The budget, in contrast has, however decreed increase of tax on dividend to 15 per cent from 12.5pc while ignoring the issue of tax on bonus shares.

Arif Habib, former chairman of KSE (now PSX) commented that for the capital market the budget proposals were not entirely negative or positive, but a mixture of both. “While the government had provided certain incentives for the growth of the market, those were also diluted by some other measures that were less than encouraging”.

He elaborated that the reduction in corporate tax rate by 1pc for non-banking companies to 30pc from 31pc, though on course, was nonetheless encouraging. “However, the equalisation of borrowings by the government with the amount of PSDP—Rs1,001bn—appears to give a sense that it would be applied for development and none of it for current expenditure,” he said.

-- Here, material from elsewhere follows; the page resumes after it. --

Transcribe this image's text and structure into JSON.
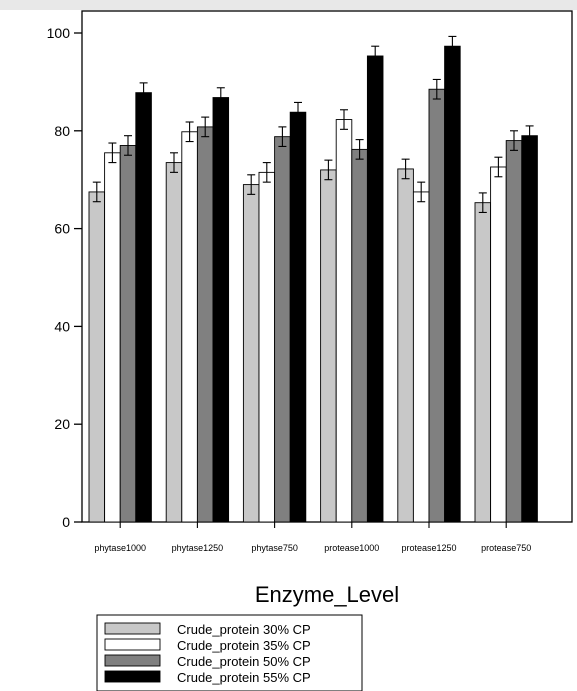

Relating to the all-important CGT, the budget has abolished the concept of holding period slabs. The tax would be levied at flat rate of 15pc, while super tax has been extended at the prevailing 4pc for banks and 3pc for companies. PSX had proposed CGT at 8pc for holding between six to 12 months and 10pc for less than six months.

Some proposals of PSX have been partially accepted. Tax credit to new companies listed on the PSX has been extended to four years from two years, where credit of 20pc is available for the first two years while 10pc credit is made available for the next two years.

PSX had asked for tax credit up-to-five years from the tax year in which company is listed.

Some proposals that were set aside included reduced rate of tax at 20pc on small and medium sized enterprises to pull them up for listings and the rationalisation of taxation regime for brokers. Minimum tax rate on turnover has been increased from 1pc of turnover to 1.25pc.

Muhammad Sohail, CEO Topline Securities said that contrary to expectations, the budget had little to offer to the capital market. At first sight the impact on sectors, he thought would be positive for the fertiliser sector as sales tax on DAP was reduced to Rs100, from Rs400.

There were also some positive implications for the IT/telecom and autos. It looked to be negative for cements and tobacco, neutral to positive for oil marketing companies and neutral for steel and textiles.